The Greatest Speech

From the executive editor’s desk

With the new year will come a gubernatorial election, a quadrennial event that is only out- rivaled by the LSU-Alabama game for fan interest. This year the attention should be especially high because Gov. John Bel Edwards is term limited. He can take a well-deserved rest in a 50 yard line box seat and watch the players scramble.

We pause though to look back to an earlier election that is one of the most legendary. It was 1928, this year being the 95th anniversary, when politics changed dramatically and when one of the last great moments in political oratory was performed.

Louisiana was a devastated state that year. In 1927 the state had suffered its worst disaster yet. Known as the Great Flood the water from the Mississippi River, as yet unrestricted by flood control systems, spread across much of the state.

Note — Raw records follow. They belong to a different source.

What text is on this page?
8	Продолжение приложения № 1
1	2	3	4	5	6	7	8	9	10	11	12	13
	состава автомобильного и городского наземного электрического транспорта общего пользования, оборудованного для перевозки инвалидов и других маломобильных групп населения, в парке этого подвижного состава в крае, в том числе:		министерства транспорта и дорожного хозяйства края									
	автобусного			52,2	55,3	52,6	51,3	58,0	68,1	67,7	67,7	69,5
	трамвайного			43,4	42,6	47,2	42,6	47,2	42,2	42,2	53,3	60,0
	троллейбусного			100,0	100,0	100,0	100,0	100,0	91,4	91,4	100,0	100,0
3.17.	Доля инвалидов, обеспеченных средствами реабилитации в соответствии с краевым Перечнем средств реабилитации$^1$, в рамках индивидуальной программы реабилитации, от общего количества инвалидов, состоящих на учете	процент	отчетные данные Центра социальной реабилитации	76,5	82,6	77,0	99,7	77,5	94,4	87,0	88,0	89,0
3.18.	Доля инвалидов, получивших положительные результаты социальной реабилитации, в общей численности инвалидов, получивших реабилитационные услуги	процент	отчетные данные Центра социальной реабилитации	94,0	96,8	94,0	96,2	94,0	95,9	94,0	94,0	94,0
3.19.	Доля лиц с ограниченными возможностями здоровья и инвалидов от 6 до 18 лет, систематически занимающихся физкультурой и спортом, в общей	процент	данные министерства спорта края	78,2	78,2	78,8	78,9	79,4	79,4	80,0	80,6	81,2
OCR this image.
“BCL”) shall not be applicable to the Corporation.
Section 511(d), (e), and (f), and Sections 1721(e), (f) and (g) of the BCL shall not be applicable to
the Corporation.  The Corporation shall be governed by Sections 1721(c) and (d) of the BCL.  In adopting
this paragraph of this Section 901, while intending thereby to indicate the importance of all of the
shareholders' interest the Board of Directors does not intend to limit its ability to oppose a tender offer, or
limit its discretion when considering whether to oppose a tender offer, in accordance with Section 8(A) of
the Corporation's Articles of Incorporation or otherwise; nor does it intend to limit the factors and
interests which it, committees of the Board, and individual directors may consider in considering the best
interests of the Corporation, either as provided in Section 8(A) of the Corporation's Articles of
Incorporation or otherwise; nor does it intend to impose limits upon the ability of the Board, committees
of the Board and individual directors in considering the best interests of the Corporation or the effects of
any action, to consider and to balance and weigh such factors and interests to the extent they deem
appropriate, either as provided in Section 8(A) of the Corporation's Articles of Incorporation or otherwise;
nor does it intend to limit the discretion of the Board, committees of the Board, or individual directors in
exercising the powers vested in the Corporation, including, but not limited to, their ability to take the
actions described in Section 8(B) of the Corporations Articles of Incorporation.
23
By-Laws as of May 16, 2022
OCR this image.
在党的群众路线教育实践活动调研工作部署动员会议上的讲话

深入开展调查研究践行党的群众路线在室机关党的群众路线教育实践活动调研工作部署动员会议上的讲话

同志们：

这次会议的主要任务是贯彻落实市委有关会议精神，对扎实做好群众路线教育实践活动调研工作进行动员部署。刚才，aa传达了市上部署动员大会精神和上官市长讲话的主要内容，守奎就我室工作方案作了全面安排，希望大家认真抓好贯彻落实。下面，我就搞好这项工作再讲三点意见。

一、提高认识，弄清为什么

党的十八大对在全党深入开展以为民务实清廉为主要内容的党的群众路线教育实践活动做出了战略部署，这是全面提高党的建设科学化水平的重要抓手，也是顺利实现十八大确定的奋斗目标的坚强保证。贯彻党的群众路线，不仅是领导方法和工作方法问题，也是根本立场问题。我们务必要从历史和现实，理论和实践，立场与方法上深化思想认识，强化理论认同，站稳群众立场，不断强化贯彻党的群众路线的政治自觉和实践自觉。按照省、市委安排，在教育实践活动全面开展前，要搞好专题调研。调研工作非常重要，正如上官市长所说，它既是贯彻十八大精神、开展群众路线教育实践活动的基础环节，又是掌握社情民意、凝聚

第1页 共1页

In 1974 Randy Newman released a song about the flood called “Louisiana 1927” which included this poignant verse:

What had happened down there was the wind had changed/Cloud rolled in from the north and it started to rain/It rained real hard and it rained for a real long time/Six feet of water in the streets of Evangeline

That message was already reverberating in ’28 as candidates travelled the state looking for votes. Huey Long, a public service commissioner from Winnfield had run and lost for the job before, now he was trying again.

He spoke in St. Martiville at the Evangeline Oak, where a legend popularized by Henry Wadsworth Longfellow’s poem claimed that an Acadian girl named Evangeline had waited futilely for her departed lover Gabriel to return. Evangeline became a forever symbol of broken promises.

Long seized the setting to touch the hearts of his downtrodden audience.

…Evangeline is not the only one who has waited here in disappointment. Where are the schools you have waited for your children to have, which have never come? Where are the roads and highways that you send your money to build, which are now no nearer than before? Where are the institutions to care for the sick and the disabled?

What a passionate paragraph! The audience members, I hope, braced themselves because Huey Long was moving in for the kill:

Evangeline wept bitter tears in her disappointment, but they lasted only through a single lifetime. Your tears in this country, around this oak; have lasted for generations. Give me the chance at last to dry the tears of those who still weep here.

Huey Long won the 1928 election promising, and frequently delivering, services for the needy, most often funded by taxing the oil industry.

You won’t hear speeches like the Evangeline Oak anymore. For one, people have many alternatives to political rallies as a form of entertainment, plus modern media have changed the delivery. Today, Long’s speech would be whittled to a 10 second sound bite suitable for TV.

Still there are voters looking for solutions in their lives. Promising to dry tears in not far removed from pledging that every man should be a king.